Et la crise financière américaine des "subprimes" ébranlait les places boursières mondiales d’une économie désormais mondialisée.
Quant à l’Irak, malgré la présence des G.I’s américains et de leurs plus proches alliés, il semble décidément bien loin d’être pacifié ; alors même que le terrorisme islamiste semble bien loin d’avoir été totalement éradiqué et alors même qu’Oussama Ben Laden - à ce jour encore introuvable - à l’évidence court toujours...
D’où la question, à ce jour encore en suspend, en ces temps de campagne électorale américaine pour désigner le prochain occupant de la Maison Blanche : « Quelle place pour l’Europe et les États-Unis dans ce nouveau désordre mondial qui vient ?! »
Regards en chiens de faïence
Après les différends nés de l’aventure irakienne (à ce propos, on se souviendra des fameux propos du secrétaire d’État à la défense - néoconservateur - Donald Rumsfeld [1] à propos de la "vieille Europe"...) [2], le ton des relations euro-américaines est - aujourd’hui - à l’apaisement. Et, près bien des tensions, le climat entre Bruxelles et Washington semble s’être aujourd’hui considérablement amélioré.
Si bien que - de part et d’autre des deux rives de l’Atlantique - on en est désormais à formuler de nouveaux projets de coopération transatlantique : « Union occidentale » transatlantique de l’ancien premier ministre français d’Edouard Balladur, « Ligue des Démocraties » ou « Zone de libre-échange » transatlantique du candidat républicain John McCain.

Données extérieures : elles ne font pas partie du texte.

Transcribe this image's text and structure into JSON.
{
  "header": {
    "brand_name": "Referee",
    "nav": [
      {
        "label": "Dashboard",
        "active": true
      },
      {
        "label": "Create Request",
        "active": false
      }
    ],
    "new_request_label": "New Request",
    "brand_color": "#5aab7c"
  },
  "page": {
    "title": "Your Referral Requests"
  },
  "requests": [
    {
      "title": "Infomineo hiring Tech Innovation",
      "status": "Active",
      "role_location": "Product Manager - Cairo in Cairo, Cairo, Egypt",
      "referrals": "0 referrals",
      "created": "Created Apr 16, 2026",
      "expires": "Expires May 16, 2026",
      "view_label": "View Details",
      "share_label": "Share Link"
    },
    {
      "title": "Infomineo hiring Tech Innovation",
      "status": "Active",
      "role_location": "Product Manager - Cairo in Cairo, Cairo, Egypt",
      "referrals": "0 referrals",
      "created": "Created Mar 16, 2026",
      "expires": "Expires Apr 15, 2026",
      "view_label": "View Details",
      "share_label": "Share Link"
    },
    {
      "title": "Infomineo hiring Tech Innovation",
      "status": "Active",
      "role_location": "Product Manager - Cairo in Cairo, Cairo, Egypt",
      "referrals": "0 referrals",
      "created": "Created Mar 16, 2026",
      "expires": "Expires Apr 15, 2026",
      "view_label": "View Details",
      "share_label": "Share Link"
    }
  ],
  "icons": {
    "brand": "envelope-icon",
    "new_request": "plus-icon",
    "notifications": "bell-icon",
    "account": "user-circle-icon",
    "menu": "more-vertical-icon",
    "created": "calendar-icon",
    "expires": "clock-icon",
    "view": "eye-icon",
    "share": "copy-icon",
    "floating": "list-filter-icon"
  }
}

Mais les Européens et les États-Unis restent aujourd’hui sur leur quant-à-soi, se jaugeant en cousins éloignés. Bien loin de la « vision » du politologue néoconservateur américain Robert Kagan [3] qui aurait tant souhaité que les deux puissances transatlantiques assurent ensemble la stabilité du monde.
Certes, l’Union européenne - le « machin de Bruxelles » - est une entité politique difficile à expliquer et à comprendre pour un américain : puisque étant une « créature » institutionnelle « hybride », unique en son genre qui n’est ni une organisation internationale ni un super-État fédéral. Et cette Union Européenne hybride (et mal définie ?!) laisse en général les Américains sceptiques et méfiants (ou indifférents).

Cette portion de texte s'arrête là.